Man sieht also, dass die Delfinarien transparent sind und gerne Fragen zu ihrer Haltung beantworten. Bedauerlich ist es wirklich, das viele Journalisten das nicht sehen oder vielleicht auch sehen wollen. Die tendenzöse Berichterstattung, die es leider häufig immer noch gibt, muss endlich aufhören und durch eine ausgewogene ersetzt werden; dazu gehört eben auch mit einem Beitrag über „Blackfish" ebenso eine Reportage über SeaWorlds Sicht der Dinge zu liefern. Nur dann kann sich der Zuschauer oder Leser seine Meinung bilden.

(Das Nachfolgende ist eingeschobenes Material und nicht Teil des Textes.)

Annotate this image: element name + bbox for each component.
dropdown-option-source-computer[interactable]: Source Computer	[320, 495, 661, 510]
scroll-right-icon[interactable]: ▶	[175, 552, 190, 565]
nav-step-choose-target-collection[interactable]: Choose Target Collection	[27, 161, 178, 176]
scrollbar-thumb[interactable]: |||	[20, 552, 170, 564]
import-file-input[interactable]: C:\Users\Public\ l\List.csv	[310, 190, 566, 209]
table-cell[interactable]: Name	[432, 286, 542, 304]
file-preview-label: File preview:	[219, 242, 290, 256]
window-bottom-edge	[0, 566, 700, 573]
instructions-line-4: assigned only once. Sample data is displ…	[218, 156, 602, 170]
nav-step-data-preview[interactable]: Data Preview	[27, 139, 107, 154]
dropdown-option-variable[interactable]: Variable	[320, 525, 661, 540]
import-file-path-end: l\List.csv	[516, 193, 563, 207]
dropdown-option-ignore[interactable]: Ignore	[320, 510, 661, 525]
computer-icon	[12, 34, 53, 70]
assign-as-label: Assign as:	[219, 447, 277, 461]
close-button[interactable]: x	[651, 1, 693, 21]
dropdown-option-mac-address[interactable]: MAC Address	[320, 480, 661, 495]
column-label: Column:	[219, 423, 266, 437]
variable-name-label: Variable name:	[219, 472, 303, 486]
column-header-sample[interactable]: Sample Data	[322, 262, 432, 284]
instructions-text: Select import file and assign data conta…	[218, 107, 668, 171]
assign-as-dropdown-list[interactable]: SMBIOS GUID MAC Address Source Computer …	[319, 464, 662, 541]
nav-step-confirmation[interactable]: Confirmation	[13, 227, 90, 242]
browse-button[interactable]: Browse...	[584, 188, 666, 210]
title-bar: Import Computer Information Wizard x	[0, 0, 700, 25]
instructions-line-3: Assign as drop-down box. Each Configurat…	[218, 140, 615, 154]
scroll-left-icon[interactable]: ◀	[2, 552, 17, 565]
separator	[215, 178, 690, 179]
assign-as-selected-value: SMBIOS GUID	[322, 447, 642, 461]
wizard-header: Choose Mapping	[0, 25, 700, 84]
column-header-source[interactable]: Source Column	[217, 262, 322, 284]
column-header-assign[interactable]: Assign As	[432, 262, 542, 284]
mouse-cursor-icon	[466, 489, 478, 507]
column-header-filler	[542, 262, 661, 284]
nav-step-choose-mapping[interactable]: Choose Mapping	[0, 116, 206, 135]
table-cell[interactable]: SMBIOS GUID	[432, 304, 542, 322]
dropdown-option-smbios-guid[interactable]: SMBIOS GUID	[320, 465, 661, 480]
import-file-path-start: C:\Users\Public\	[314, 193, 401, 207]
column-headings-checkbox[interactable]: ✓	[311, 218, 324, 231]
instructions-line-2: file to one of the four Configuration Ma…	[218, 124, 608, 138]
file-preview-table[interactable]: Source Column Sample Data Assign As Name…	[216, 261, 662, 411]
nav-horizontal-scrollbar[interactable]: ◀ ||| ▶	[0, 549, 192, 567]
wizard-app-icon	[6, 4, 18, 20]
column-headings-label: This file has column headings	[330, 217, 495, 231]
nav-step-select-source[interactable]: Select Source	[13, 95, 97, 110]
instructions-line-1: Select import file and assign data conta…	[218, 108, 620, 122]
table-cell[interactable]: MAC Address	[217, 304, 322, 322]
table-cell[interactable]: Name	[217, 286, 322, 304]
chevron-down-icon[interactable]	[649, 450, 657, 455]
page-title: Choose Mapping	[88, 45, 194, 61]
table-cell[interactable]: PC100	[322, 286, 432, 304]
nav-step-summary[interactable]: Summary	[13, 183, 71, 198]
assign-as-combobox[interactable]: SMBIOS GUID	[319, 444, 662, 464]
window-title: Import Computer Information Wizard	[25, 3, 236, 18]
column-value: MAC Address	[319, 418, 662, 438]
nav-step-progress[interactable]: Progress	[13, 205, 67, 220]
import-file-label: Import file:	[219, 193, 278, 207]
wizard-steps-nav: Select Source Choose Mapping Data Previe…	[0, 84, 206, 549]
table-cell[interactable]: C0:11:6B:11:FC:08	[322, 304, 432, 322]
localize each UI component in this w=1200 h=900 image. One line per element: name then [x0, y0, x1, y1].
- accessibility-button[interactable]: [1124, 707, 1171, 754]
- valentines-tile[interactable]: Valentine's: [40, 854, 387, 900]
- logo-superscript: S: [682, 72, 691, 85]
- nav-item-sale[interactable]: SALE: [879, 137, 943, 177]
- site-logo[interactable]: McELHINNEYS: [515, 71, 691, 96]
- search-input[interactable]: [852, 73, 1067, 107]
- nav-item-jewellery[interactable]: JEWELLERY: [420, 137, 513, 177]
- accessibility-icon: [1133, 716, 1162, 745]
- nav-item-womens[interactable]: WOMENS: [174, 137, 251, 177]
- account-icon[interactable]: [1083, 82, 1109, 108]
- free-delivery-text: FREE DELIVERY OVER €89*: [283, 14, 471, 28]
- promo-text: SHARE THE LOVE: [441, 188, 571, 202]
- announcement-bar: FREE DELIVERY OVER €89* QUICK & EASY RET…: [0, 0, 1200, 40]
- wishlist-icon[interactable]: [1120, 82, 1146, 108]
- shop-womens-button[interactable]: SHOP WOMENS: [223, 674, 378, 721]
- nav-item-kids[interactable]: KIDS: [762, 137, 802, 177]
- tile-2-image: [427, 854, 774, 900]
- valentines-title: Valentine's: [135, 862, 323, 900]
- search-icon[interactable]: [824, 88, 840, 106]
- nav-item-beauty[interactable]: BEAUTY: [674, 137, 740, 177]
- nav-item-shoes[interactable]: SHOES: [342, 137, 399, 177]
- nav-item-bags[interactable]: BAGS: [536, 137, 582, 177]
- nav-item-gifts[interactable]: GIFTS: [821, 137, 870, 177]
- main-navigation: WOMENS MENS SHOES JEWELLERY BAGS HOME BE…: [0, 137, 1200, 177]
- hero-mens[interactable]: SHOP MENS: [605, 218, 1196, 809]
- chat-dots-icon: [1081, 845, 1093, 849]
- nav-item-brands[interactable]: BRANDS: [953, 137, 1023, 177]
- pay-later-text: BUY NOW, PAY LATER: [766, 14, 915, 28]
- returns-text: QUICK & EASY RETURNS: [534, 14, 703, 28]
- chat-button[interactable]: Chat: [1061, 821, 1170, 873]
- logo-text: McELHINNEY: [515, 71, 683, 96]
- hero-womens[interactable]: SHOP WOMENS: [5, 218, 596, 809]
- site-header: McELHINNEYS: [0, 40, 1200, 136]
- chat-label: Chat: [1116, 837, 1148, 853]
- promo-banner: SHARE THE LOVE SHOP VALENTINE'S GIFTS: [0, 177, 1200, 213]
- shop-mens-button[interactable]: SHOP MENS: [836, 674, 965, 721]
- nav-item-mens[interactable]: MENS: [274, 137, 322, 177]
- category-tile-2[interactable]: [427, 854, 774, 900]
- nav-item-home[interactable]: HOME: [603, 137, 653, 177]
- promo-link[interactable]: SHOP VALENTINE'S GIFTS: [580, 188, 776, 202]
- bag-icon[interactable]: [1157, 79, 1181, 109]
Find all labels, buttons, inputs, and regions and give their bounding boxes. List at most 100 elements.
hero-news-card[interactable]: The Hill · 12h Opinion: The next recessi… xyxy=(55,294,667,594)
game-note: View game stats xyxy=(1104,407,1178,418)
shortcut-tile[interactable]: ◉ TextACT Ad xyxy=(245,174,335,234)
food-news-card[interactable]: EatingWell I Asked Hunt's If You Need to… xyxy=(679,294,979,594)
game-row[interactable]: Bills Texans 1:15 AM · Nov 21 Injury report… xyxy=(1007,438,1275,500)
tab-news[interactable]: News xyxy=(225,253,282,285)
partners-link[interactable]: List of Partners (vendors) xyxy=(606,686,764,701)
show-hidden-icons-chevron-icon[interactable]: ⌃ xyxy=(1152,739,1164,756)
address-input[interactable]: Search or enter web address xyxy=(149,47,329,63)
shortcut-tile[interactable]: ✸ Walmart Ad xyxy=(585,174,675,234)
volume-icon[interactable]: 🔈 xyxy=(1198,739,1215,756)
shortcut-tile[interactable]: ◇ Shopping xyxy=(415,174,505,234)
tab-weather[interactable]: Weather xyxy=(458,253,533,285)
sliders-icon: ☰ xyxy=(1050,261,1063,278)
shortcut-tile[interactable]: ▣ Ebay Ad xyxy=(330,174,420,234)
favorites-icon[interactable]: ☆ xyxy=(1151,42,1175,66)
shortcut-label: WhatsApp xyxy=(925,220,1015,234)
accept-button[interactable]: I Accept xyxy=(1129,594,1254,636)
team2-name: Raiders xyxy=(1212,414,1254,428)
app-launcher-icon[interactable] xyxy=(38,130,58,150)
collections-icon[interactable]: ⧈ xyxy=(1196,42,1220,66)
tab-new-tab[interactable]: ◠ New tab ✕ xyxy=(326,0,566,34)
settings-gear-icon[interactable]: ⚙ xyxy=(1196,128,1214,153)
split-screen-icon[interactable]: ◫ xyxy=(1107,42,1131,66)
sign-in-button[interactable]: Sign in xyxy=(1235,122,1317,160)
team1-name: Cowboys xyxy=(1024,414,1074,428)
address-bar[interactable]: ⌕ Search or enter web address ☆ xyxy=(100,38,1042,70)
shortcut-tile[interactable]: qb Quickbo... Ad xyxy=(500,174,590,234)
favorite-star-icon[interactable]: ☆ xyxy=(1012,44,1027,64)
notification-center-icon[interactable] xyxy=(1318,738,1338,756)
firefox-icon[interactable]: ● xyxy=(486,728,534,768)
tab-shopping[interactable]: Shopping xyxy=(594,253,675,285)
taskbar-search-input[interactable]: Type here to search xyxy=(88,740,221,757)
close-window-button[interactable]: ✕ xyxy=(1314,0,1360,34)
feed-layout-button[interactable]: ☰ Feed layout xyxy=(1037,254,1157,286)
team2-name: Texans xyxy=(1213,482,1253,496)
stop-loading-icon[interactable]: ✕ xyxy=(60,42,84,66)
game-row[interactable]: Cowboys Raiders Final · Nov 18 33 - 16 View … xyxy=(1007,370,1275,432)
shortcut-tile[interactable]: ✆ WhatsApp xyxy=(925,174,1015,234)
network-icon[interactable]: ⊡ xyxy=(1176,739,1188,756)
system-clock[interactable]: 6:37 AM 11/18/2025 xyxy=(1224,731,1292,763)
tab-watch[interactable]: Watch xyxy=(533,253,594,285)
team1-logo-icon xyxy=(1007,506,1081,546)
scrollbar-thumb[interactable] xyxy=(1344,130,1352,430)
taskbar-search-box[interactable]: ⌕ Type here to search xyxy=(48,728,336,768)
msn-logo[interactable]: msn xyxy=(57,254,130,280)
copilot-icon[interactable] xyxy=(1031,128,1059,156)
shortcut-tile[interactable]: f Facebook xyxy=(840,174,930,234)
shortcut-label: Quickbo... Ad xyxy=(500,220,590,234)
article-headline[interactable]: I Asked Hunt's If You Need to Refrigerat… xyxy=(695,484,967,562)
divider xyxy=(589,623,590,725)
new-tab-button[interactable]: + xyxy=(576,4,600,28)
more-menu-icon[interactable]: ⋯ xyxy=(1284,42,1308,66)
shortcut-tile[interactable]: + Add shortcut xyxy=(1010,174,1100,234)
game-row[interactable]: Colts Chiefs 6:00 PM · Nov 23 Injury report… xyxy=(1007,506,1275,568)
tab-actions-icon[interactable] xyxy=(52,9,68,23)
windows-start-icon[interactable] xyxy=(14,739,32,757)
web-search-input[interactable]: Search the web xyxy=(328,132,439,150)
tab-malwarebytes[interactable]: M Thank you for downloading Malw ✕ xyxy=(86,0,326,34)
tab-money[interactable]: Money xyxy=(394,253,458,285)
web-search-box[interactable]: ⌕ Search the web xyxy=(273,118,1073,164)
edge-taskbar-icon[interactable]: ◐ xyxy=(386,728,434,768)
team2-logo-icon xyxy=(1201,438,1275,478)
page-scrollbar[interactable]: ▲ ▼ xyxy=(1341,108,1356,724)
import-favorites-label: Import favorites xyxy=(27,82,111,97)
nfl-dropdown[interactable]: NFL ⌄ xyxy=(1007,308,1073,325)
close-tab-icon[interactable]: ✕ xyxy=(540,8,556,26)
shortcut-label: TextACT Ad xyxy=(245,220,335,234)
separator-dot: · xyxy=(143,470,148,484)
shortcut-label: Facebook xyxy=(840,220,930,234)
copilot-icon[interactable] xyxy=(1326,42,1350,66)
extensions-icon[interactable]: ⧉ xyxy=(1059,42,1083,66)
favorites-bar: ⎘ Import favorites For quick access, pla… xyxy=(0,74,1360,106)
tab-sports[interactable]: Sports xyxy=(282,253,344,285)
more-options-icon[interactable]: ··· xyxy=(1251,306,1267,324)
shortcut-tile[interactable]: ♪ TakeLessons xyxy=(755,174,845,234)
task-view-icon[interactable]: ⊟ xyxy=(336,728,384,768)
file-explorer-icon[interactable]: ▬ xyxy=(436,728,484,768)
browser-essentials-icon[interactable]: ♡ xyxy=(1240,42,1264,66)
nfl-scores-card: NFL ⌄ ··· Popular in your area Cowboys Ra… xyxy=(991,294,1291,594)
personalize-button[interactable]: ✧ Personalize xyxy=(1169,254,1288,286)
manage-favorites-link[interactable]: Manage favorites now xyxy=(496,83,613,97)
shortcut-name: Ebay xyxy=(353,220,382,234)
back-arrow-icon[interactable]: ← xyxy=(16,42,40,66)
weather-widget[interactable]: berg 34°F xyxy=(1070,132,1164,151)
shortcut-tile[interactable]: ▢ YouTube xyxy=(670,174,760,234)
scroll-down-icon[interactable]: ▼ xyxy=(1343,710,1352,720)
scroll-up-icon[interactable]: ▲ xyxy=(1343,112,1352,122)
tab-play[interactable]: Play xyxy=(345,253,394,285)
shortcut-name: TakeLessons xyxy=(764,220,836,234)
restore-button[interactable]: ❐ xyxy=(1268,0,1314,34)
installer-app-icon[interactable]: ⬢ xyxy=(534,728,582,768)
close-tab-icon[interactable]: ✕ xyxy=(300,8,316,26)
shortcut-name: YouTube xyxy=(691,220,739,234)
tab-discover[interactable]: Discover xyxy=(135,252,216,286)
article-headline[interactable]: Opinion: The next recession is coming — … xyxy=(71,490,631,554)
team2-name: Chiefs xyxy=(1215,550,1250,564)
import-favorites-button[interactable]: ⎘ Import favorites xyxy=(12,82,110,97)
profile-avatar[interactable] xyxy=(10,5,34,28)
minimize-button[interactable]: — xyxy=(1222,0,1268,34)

Einfach nur diesen stark tendenziösen Film zu zeigen oder zu beschreiben und dies völlig ohne Hinweis auf die berechtige Kritik zu tun, verfälscht einen klaren Blick und beraubt dem Rezipienten der Möglichkeit, sich unter Kenntnis aller Fakten seine Meinung zu bilden. Auch dazu soll dieser Blog, der mit diesem Beitrag startet, dienen.